Slowness

It seems that in the last couple of weeks I must have heard at least half a dozen times someone remark about how fast the year is going by. It’s nearly October. Years move fast. Months move fast. Days move even faster. In fact it can seem as if all of modern life moves at a lightening pace. And we often strive for this quickness. The faster internet connection. The fastest car.

Life moves quickly. So it feels good to have some moments of rest, of slowing down. It’s not surprising that it seems so many people these days are meditating, doing yoga, going for walks. It feels like a matter of survival to have some quiet time and slower pace.

And psychotherapy does just that. We slow down in therapy. In order to contemplate, to reflect, we have to slow down. Sometimes just to think requires some stillness, some peace of mind. It’s difficult to be on the run and take account of one’s life.

I have no idea if it is true, but some years ago I heard someone make a startling remark about physics. That person said that in the spinning of a wheel – a car tire, a train wheel on the track – there is actually some infinitesimally small moment that the wheel stops. That this stopping – some millionth of a microsecond – is needed for traction. That it is in this stopping that the wheel holds to the road or track.

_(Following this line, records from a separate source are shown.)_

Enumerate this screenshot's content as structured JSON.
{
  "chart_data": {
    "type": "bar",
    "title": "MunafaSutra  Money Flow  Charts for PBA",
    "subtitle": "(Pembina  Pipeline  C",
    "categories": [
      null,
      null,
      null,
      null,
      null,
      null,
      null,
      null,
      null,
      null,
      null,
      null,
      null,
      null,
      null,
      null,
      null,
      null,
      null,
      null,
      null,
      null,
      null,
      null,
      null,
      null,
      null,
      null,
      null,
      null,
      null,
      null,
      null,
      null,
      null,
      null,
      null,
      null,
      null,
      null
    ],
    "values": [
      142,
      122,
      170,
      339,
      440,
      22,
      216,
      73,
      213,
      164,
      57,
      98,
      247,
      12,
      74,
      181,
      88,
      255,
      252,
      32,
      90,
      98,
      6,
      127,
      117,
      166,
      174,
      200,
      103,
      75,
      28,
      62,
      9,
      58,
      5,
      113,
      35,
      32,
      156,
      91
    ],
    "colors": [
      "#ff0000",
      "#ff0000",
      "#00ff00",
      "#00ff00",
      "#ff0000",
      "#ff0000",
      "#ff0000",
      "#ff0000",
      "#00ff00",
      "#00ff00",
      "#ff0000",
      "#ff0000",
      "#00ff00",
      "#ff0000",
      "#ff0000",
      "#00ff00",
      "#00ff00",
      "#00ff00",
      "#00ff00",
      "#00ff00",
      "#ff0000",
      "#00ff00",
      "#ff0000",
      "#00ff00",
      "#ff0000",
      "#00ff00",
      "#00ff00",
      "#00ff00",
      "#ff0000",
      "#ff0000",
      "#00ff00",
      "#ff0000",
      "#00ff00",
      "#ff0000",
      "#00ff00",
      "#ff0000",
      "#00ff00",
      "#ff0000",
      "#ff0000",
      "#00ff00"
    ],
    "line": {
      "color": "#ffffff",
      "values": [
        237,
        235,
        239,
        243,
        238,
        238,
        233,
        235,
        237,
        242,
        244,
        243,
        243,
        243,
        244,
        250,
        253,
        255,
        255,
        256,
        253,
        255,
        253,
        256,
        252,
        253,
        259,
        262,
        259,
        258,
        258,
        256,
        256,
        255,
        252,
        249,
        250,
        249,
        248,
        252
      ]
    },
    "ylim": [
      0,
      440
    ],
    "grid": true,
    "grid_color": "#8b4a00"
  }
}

I like to think of psychotherapy as that stopping place. That foothold and stopping place in order to take account, along with another person and thus not by oneself, of one’s life, what’s good and rewarding, what is troubling and stressful.

So it is not uncommon in a session for me to suggest to my client that he or she slow down. That we slow down together. That we stay with something he or she has said or felt; that we linger a little longer. By doing this, I am usually inviting the client to see what arises – to see what other thoughts, what other feelings, emerge. Sometimes, of course, this process can be painful – difficult feelings or thoughts come to the surface. But in this way, clients gain fuller access to themselves, to their feelings and to their thoughts.

Of course, there are many jokes about how slow the pace of psychotherapy can be. One need only to think of Woody Allen. And while there is some truth to these jokes, maybe the pace of therapy is one of the salutary aspects of it. It provides one experience in a person’s life for this slowing down. And given the great speed of everything else, that slowing down can feel like a refreshing and rewarding break.